How do force and mass work with all derivatives of position?

Question

I think if $F(t) = kt^0$ then $$x(t) = x_0 + v_0t + \frac{k}{m}\frac{t^2}{2!},$$ and if $F(t) = kt^1$ then $$x(t) = x_0 + v_0t + \frac{k}{m} \frac{t^2}{2!} + \frac{k}{m} \frac{t^3}{3!},$$ and so on, is this correct?
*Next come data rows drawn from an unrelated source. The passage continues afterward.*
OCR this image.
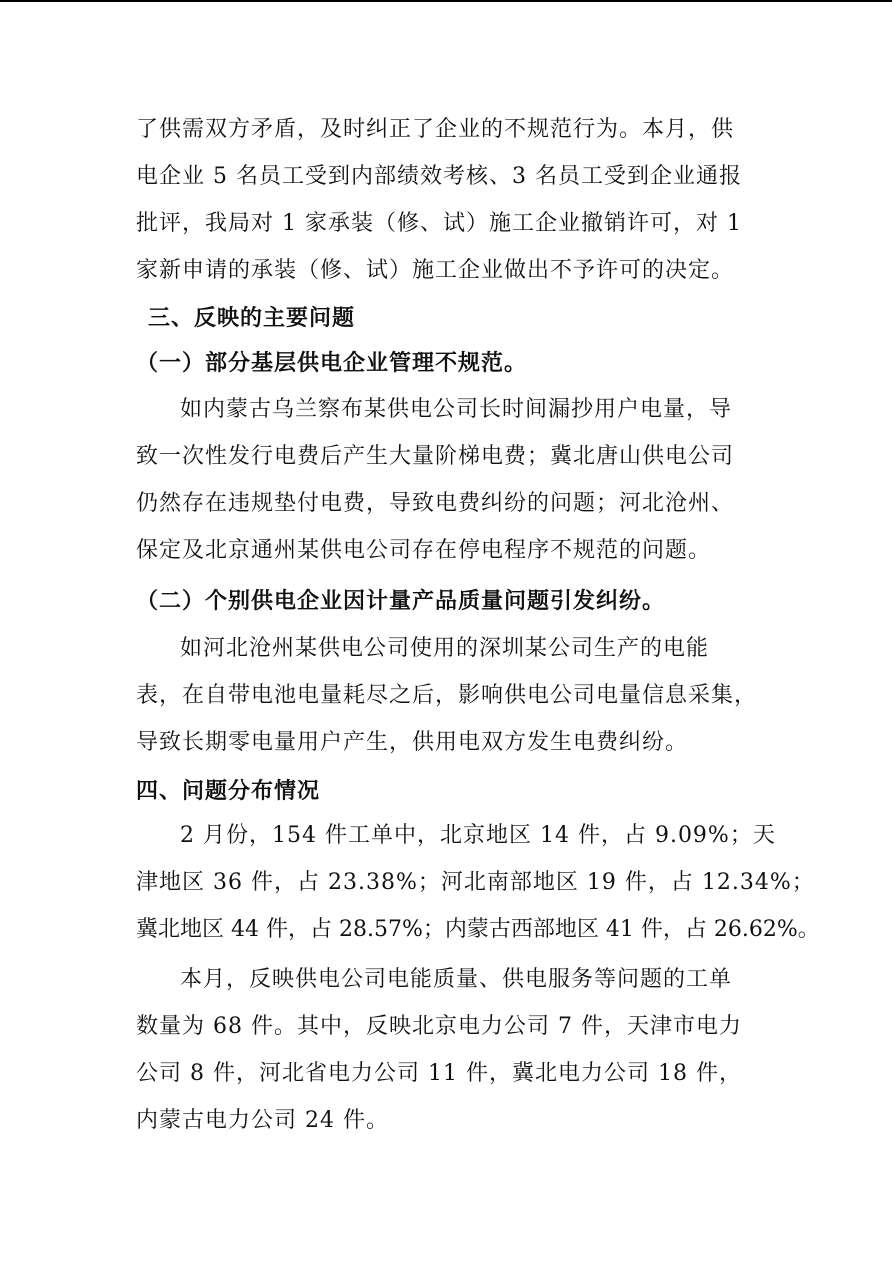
了供需双方矛盾，及时纠正了企业的不规范行为。本月，供
电企业 5 名员工受到内部绩效考核、3 名员工受到企业通报
批评，我局对 1 家承装（修、试）施工企业撤销许可，对 1
家新申请的承装（修、试）施工企业做出不予许可的决定。
三、反映的主要问题
（一）部分基层供电企业管理不规范。
如内蒙古乌兰察布某供电公司长时间漏抄用户电量，导
致一次性发行电费后产生大量阶梯电费；冀北唐山供电公司
仍然存在违规垫付电费，导致电费纠纷的问题；河北沧州、
保定及北京通州某供电公司存在停电程序不规范的问题。
（二）个别供电企业因计量产品质量问题引发纠纷。
如河北沧州某供电公司使用的深圳某公司生产的电能
表，在自带电池电量耗尽之后，影响供电公司电量信息采集，
导致长期零电量用户产生，供用电双方发生电费纠纷。
四、问题分布情况
2 月份，154 件工单中，北京地区 14 件，占 9.09%；天
津地区 36 件，占 23.38%；河北南部地区 19 件，占 12.34%；
冀北地区 44 件，占 28.57%；内蒙古西部地区 41 件，占 26.62%。
本月，反映供电公司电能质量、供电服务等问题的工单
数量为 68 件。其中，反映北京电力公司 7 件，天津市电力
公司 8 件，河北省电力公司 11 件，冀北电力公司 18 件，
内蒙古电力公司 24 件。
I do not know how to write it better, maybe like this but im not sure.

If $F(t) = kt^n$ then $x(t) = x_0 + v_0t + \sum_{i=2}^{n+2}({\frac{k \cdot t^i}{m\cdot i!}})$

I found this other question of which I think the answer is suspiciously similar Kinematic equation as infinite sum but I can't completely understand the answer since I'm not good with derivatives.

Answer 1

Your second equation is incorrect. Given Newton's second law $F=m\ddot{x}$, we see that on the left side we have $F=kt$ and on the right side $m\frac{d^2}{dt^2}(x_0+v_0t+\frac{k}{m}\frac{t^2}{2!}+\frac{k}{m}\frac{t^3}{3!})=k+kt$, such that $F\neq m\ddot{x}$ for any $k\neq 0$.
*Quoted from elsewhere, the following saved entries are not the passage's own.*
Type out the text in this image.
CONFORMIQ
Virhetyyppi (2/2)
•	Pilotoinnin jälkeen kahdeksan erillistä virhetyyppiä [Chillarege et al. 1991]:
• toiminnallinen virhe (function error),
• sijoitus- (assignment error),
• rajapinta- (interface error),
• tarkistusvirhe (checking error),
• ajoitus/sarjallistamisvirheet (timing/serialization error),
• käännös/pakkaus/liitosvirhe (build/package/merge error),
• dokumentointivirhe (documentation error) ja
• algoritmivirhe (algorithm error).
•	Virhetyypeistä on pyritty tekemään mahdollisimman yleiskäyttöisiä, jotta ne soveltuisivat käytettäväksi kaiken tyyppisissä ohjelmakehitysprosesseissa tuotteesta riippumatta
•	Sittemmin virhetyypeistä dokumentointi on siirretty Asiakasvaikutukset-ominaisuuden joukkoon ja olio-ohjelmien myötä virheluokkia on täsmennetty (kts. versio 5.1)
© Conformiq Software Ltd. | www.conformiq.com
Given a force $F=kt^n$, the expression for $x$ is quite simple:

$$m\ddot{x}=kt^n\\\ddot{x}=\frac{k}{m}t^n \\ \dot{x}=\int\frac{k}{m}t^n dt=\frac{k}{m}\frac{t^{n+1}}{n+1}+v_0 \\ x=\int\left(\frac{k}{m}\frac{t^{n+1}}{n+1}+v_0\right)dt=\frac{k}{m}\frac{t^{n+2}}{(n+2)(n+1)}+v_0t+x_0$$